Bu yükümlülük en başta halkı için duyduğu sorumluluk ve sevgidir. “Kahramanın halkın

önderi olması, bütün kahramanlık destanlarında bulunan ortak anlayıştır.” (İbrayev, 1998: 225)

Kahraman bu nedenle geri dönmeli ve maceradan sonra edindiği güçle halkın inkişafı için çalışmalıdır.

Epik kahramanla şaman arasında kurulan bağlantılara yukarıda yeri geldikçe değinilmiştir. Kahramanın dönüşü ile ilgili olarak da bir paralellik kurmak gerekirse, şaman çoğu kez Tanrı’yı memnun ederek bereket sağlamak ya da hastaları iyileştirecek bilgiye

ulaşmak için seyahat eder. Şamanın çıktığı seyahatten dönememesi onun yeterli yetkinliğe ulaşamadığı gösterir. Kahraman da benzer şekilde çıktığı maceradan geri döner ve edindiği tecrübeyi halkı ile paylaşır.
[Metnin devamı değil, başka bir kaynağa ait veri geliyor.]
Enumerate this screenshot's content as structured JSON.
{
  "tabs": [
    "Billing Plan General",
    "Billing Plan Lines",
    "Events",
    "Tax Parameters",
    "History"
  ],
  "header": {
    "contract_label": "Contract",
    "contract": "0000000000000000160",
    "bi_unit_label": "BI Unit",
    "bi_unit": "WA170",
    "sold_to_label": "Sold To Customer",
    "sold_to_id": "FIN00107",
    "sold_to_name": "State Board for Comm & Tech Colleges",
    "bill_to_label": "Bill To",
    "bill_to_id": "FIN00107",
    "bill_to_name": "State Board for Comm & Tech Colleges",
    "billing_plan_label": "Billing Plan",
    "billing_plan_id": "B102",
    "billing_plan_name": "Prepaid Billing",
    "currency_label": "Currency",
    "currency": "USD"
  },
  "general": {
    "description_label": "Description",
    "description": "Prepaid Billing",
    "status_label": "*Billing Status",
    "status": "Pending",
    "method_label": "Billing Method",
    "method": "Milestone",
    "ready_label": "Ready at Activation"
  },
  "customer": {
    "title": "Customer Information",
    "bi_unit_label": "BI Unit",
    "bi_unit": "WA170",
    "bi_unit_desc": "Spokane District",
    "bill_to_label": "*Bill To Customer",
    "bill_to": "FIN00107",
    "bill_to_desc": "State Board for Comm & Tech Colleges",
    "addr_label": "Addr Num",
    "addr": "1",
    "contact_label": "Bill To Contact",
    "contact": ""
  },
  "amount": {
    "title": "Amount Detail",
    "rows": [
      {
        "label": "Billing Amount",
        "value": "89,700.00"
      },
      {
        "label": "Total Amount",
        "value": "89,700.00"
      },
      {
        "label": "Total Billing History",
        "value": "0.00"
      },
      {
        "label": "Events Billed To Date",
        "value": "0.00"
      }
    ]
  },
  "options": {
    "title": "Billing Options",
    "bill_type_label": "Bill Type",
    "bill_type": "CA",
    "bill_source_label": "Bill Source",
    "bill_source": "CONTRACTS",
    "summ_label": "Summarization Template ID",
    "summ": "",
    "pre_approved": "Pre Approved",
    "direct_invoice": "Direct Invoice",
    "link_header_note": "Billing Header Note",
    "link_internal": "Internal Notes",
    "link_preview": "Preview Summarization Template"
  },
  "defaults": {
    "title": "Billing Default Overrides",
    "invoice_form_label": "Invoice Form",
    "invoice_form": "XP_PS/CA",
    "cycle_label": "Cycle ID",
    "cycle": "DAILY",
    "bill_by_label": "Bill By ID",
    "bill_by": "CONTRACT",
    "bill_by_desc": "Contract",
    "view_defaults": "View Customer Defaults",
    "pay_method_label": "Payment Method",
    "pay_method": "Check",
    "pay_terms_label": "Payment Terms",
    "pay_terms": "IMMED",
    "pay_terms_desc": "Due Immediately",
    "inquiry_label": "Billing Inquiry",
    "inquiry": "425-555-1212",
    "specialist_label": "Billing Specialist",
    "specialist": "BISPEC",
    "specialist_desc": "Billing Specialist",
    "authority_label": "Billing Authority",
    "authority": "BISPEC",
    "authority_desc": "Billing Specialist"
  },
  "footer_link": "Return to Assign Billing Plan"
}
J. Campbell, daha önce de bahsedildiği üzere kahramanın, seyahatinin sonunda varoluş sırrına erdiğini ifade etmiştir. Kahraman, yaşamını değiştiren bu geziden sonra, toplumun, ulusun, gezegenin ya da on bin dünyanın yenilenmesini sağlayacak bilgelik tılsımlarını insanların dünyasına geri getirmelidir. Fakat J. Campbell bazı kahramanların vardıkları sırlar dünyasından geri dönmek istemediklerine dikkat çeker. Geri dönmek istemeyenlerin çoğu epik kahraman statüsünde değil de, daha çok ruhani lider konumunda değerlendirilebilecek kişilerdir. (Campbell, 2000: 225)

Bazı destanlarda kahramanın kılık değiştirerek eve döndüğüne rastlanır. Kahramanın esaretten veya zindandan kurtulduktan sonra başka bir kıyafetle yurduna dönmesini C. İşankul, mitolojik dönem ritüelleri ile izah eder. Ona göre, kılık değiştirme kahramanların diğer dünyaya sefer ettiklerini ve yenilenerek daha yüksek bir mertebe ile geri döndüklerine işaret etmektedir. Benzer şekilde şaman da mertebe atladığında kılık değiştirir.